Increasing diversity and involving the community are just two ways to start addressing that problem, Washington says. Part of her mission is to ensure that the next wave of farmers and farming activists is composed of women and people of color. In New York, she says that out of 57,000 farmers statewide, only 139 are Black.

However, Washington also emphasized the need for social capital and communal wealth. Often, food systems are charity-based, which is an unsustainable course of action.

“If we’re going to move forward, we have to look at ways that empower people to look at economic development, job creation (and) entrepreneurship, so that they don’t have to be on food lines and bread lines,” she says.

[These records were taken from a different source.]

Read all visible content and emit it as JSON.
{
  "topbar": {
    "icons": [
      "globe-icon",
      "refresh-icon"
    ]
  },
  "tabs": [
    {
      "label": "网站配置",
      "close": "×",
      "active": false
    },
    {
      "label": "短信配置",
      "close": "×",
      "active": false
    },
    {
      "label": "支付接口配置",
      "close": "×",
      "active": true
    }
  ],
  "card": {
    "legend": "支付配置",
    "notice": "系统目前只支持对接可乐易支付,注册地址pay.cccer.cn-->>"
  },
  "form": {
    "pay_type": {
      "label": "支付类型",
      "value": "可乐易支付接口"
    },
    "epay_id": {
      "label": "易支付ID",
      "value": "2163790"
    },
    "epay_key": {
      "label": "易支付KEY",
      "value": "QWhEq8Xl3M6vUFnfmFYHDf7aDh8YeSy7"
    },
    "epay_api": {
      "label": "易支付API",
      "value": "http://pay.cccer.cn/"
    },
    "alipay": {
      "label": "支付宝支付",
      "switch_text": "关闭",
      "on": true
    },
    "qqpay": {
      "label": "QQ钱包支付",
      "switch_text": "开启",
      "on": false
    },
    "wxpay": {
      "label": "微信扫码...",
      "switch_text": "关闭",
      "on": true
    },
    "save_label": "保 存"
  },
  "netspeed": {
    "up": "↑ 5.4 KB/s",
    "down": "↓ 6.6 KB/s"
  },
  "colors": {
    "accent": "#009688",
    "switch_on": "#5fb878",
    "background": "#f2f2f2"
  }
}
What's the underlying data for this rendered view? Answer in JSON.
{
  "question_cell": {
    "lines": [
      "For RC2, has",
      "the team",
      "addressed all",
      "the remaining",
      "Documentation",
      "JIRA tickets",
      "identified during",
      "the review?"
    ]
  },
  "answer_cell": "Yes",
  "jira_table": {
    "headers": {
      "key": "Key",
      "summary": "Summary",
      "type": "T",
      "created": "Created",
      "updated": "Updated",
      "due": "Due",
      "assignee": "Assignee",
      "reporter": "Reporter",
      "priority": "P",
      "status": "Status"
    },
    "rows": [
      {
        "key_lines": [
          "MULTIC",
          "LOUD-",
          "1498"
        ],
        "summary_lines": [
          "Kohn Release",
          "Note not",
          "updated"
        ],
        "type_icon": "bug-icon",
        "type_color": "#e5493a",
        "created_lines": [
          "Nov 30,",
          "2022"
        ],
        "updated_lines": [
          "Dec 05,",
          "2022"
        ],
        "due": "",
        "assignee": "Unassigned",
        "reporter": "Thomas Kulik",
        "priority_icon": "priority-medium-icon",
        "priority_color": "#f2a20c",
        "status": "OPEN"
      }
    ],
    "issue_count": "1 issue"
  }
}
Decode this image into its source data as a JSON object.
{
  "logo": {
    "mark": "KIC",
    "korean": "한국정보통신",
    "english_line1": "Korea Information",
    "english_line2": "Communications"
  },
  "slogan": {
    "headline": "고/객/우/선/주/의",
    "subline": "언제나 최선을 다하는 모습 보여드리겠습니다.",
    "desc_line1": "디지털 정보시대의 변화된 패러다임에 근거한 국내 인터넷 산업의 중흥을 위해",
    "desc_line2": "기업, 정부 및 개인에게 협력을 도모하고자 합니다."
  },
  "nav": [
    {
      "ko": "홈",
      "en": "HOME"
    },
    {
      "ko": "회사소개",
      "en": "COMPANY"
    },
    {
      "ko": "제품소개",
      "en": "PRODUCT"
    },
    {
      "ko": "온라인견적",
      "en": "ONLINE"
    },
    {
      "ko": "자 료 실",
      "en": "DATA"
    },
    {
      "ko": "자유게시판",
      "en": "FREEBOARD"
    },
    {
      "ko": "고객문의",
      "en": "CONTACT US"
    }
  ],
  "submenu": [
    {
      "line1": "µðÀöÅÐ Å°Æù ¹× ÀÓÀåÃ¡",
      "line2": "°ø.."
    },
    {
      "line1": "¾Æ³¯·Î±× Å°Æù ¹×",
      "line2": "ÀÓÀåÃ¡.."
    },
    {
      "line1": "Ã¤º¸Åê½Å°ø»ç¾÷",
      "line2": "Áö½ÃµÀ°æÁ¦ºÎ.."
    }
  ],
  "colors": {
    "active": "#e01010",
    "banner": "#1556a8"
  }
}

Acting chief scientist for the U.S. Department of Agriculture Dr. Chavonda Jacobs-Young stressed the government’s role in informing the public of food programs, including SNAP, WIC, P-EBT and food banks. The prevalence of food insufficiency among U.S. adults rose from 9.5% in April to 13.4% in December of last year, Jacobs-Young said.

“We all have a role in promoting food security,” Jacobs-Young says. “Federal agencies, state partners, nonprofit advocacy organizations, policymakers and others. We must all work together to meet this challenge.”

Phil Hayes, assistant livestock manager at the Carversville Farm Foundation, has been addressing the issue through a non-profit model. Hayes says labor is often a farm’s biggest expense, and investing in innovative equipment is one of the ways in which it can become less cost-intensive to produce, thus increasing access to food. At his organization, some of these technologies include gravity feeders, invisible electric fences and automated feeding, ventilation, heating and plumbing systems.

“When the cost becomes less,” Hayes says, “then we’re able to sell it for less money and more people are able to access it.”

Founding principal at food consulting firm QJM Multiprise Qiana Mickie says the current food security models are not set up to end persisting hunger. 

“They’re not designed to shift the power back to the people who are most vulnerable, the most marginalized,” she says. “Oftentimes they have the solutions but don’t have the resources. They’ve been segregated from resources and from building wealth in order to dismantle the inequities that we’re facing.”